Although difficult to photograph through the plexiglass, it is important to note the arrival of this rare American lithograph to the Graphic Arts collection. Special thanks to Steve Knowlton, Librarian for History and African American Studies, for spotting it.
“William Sidney Mount, an American artist born at the beginning of the 19th century, painted this intimate scene of musicality and reflection. His lifetime saw first the emancipation of slaves in his native state of New York and then the universal abolition of slavery during the Civil War. The artist was born in Setauket, a Long Island community located within reasonable commuting distance of the growing metropolis of New York City. While living in the city as a young man, he received formal artistic training at the still-new but already prestigious National Academy of Design. When he returned to Long Island, he maintained close contact with the art world of the city, including its rapidly growing class of patrons and critics.

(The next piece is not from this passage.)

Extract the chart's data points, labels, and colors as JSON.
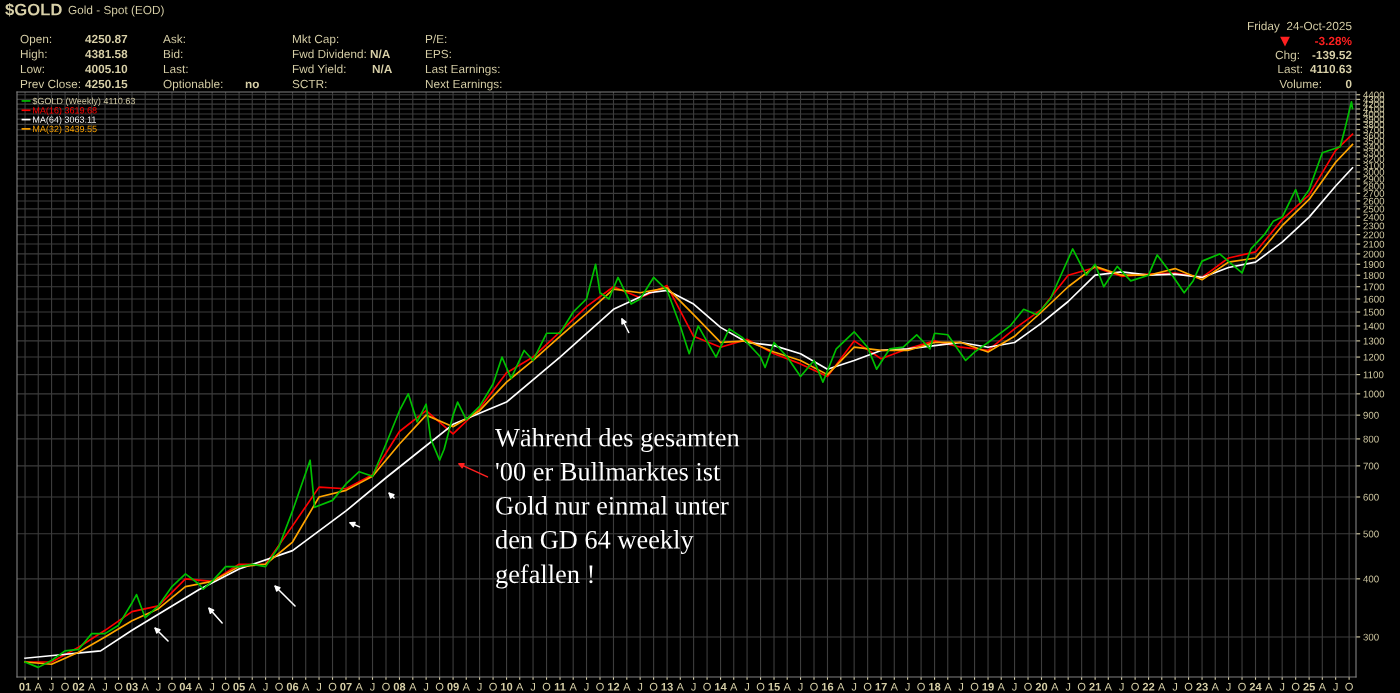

By the time this compelling image was created, Mount was renowned as one of the pre-eminent painters of genre or everyday life. A man of many talents, he was just as passionately devoted to the art of music as he was to painting. Many of his works quite naturally feature the leisure-time activities of music-making and dancing.
The Power of Music was commissioned by Charles M. Leupp, a prominent businessman and art patron from New York. Finished in 1847, it was displayed the same year at the annual exhibition of the National Academy of Design. The canvas immediately garnered favorable critical notice and was soon reproduced as a lithograph by the French firm of Goupil, Vibert and Co. In response to the dynamics of an emerging international art market, the print was marketed both in the United States and in Europe.”–Part of “The Image of the Black in Western Art Archive,” at Harvard University’s W.E.B. Du Bois Institute for African and African American Research.